Fonte: DMRE, MOEIAggiornamento sui conflitti di DSV ME Comunicazione ai clienti sui conflitti di DSV Medio Oriente Aprile 2026
Principali sviluppi e sfide del mercato
Il conflitto in corso in Medio Oriente continua a esercitare pressione sulle supply chain regionali, in particolare per quanto riguarda i percorsi di emergenza, la congestione portuale e la pianificazione dei trasporti interni.
I clienti chiedono sempre più flessibilità, visibilità e pianificazione di emergenza, anziché concentrarsi esclusivamente sul costo del trasporto.
I rischi per la sicurezza, le limitazioni infrastrutturali e i requisiti di conformità in alcune zone dell'Africa continuano a creare complessità operativa per i gestori delle strade.
Le soluzioni di trasporto specializzate, in particolare quelle per il trasporto di merci a temperatura controllata e di alto valore, continuano a crescere nel mercato mediorientale.
Fonte: UNCTAD, Banca Mondiale, DSV Country Management Customer & Market Observations
Pedaggi stradali e quadro normativo
I requisiti normativi in tutta la regione MEA continuano ad aumentare, soprattutto per quanto riguarda il trasporto merci su strada transfrontaliero e la conformità doganale.

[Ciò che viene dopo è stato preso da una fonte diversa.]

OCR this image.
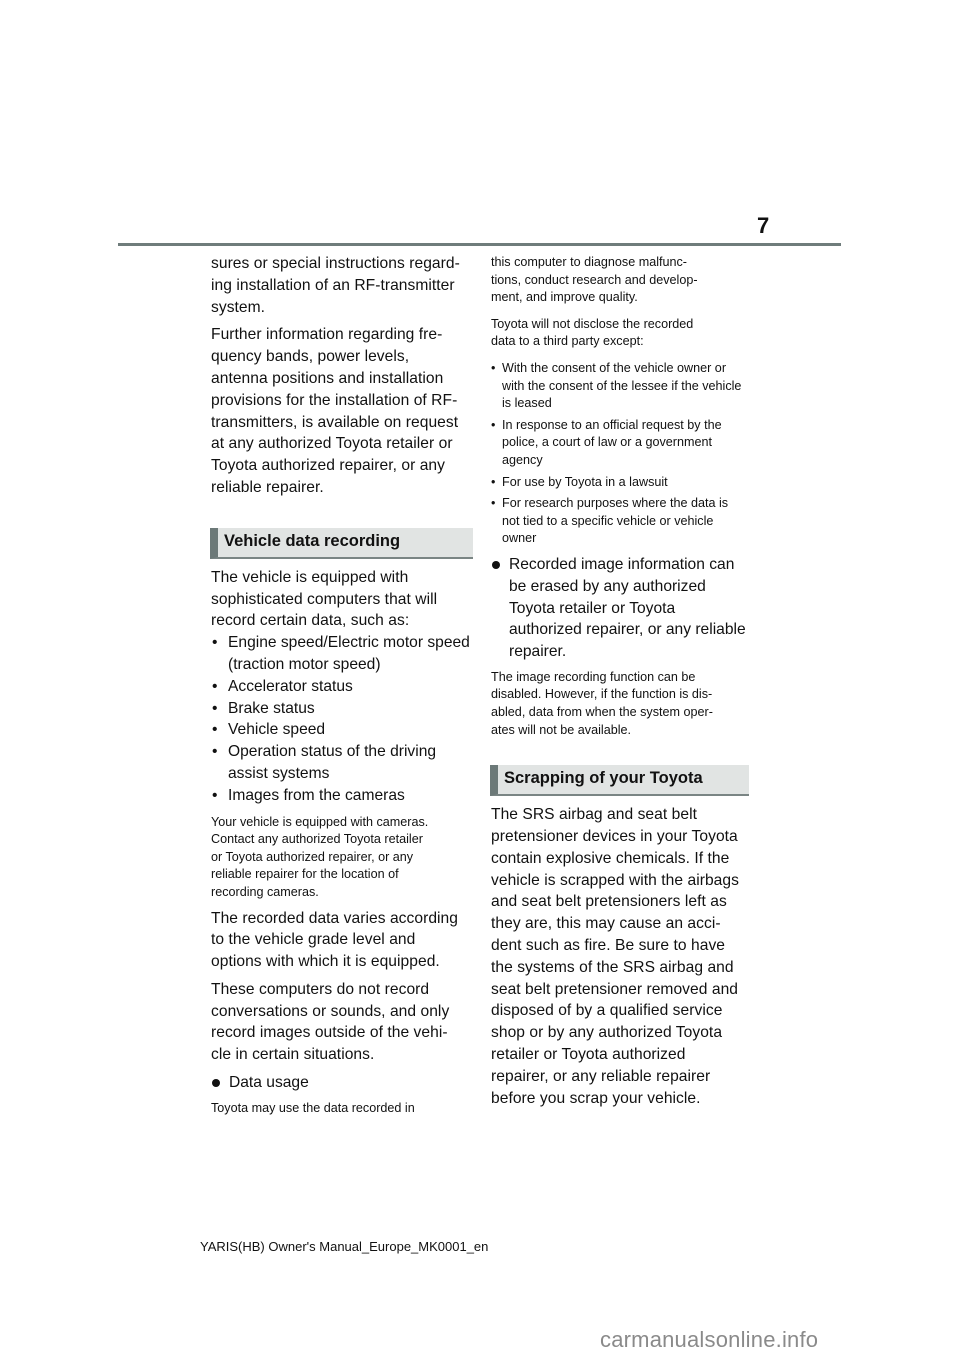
7

sures or special instructions regard-
ing installation of an RF-transmitter
system.

Further information regarding fre-
quency bands, power levels,
antenna positions and installation
provisions for the installation of RF-
transmitters, is available on request
at any authorized Toyota retailer or
Toyota authorized repairer, or any
reliable repairer.

Vehicle data recording

The vehicle is equipped with
sophisticated computers that will
record certain data, such as:

• Engine speed/Electric motor speed (traction motor speed)
• Accelerator status
• Brake status
• Vehicle speed
• Operation status of the driving assist systems
• Images from the cameras

Your vehicle is equipped with cameras.
Contact any authorized Toyota retailer
or Toyota authorized repairer, or any
reliable repairer for the location of
recording cameras.

The recorded data varies according
to the vehicle grade level and
options with which it is equipped.

These computers do not record
conversations or sounds, and only
record images outside of the vehi-
cle in certain situations.

Data usage

Toyota may use the data recorded in

this computer to diagnose malfunc-
tions, conduct research and develop-
ment, and improve quality.

Toyota will not disclose the recorded
data to a third party except:

• With the consent of the vehicle owner or with the consent of the lessee if the vehicle is leased
• In response to an official request by the police, a court of law or a government agency
• For use by Toyota in a lawsuit
• For research purposes where the data is not tied to a specific vehicle or vehicle owner
Recorded image information can be erased by any authorized Toyota retailer or Toyota authorized repairer, or any reliable repairer.

The image recording function can be
disabled. However, if the function is dis-
abled, data from when the system oper-
ates will not be available.

Scrapping of your Toyota

The SRS airbag and seat belt
pretensioner devices in your Toyota
contain explosive chemicals. If the
vehicle is scrapped with the airbags
and seat belt pretensioners left as
they are, this may cause an acci-
dent such as fire. Be sure to have
the systems of the SRS airbag and
seat belt pretensioner removed and
disposed of by a qualified service
shop or by any authorized Toyota
retailer or Toyota authorized
repairer, or any reliable repairer
before you scrap your vehicle.

YARIS(HB) Owner's Manual_Europe_MK0001_en
carmanualsonline.info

In Sudafrica si continua a registrare un aumento dei controlli in materia di permessi, conformità stradale e requisiti di sicurezza del carico.
I controlli doganali e sulle merci pericolose nei Paesi del Consiglio di Cooperazione del Golfo (GCC) rimangono rigorosi, soprattutto laddove vengono utilizzati percorsi alternativi e porti di emergenza.
Fonte: DoT ZA, Zakat ZATCA, FCA Emirati Arabi Uniti, DSV Compliance & Cross Border Operations Teams Regional Regulatory Feedback
Impatto sul trasporto stradale in Medio Oriente e Africa
Nel complesso, il trasporto merci su strada in Medio Oriente e Africa rimane stabile, ma le tensioni regionali, la congestione del traffico e le pressioni normative aumentano la necessità di pianificazione anticipata e soluzioni di instradamento flessibili.
I clienti sono pregati di continuare a prevedere tempi di consegna più lunghi per i movimenti transfrontalieri e per le spedizioni di emergenza.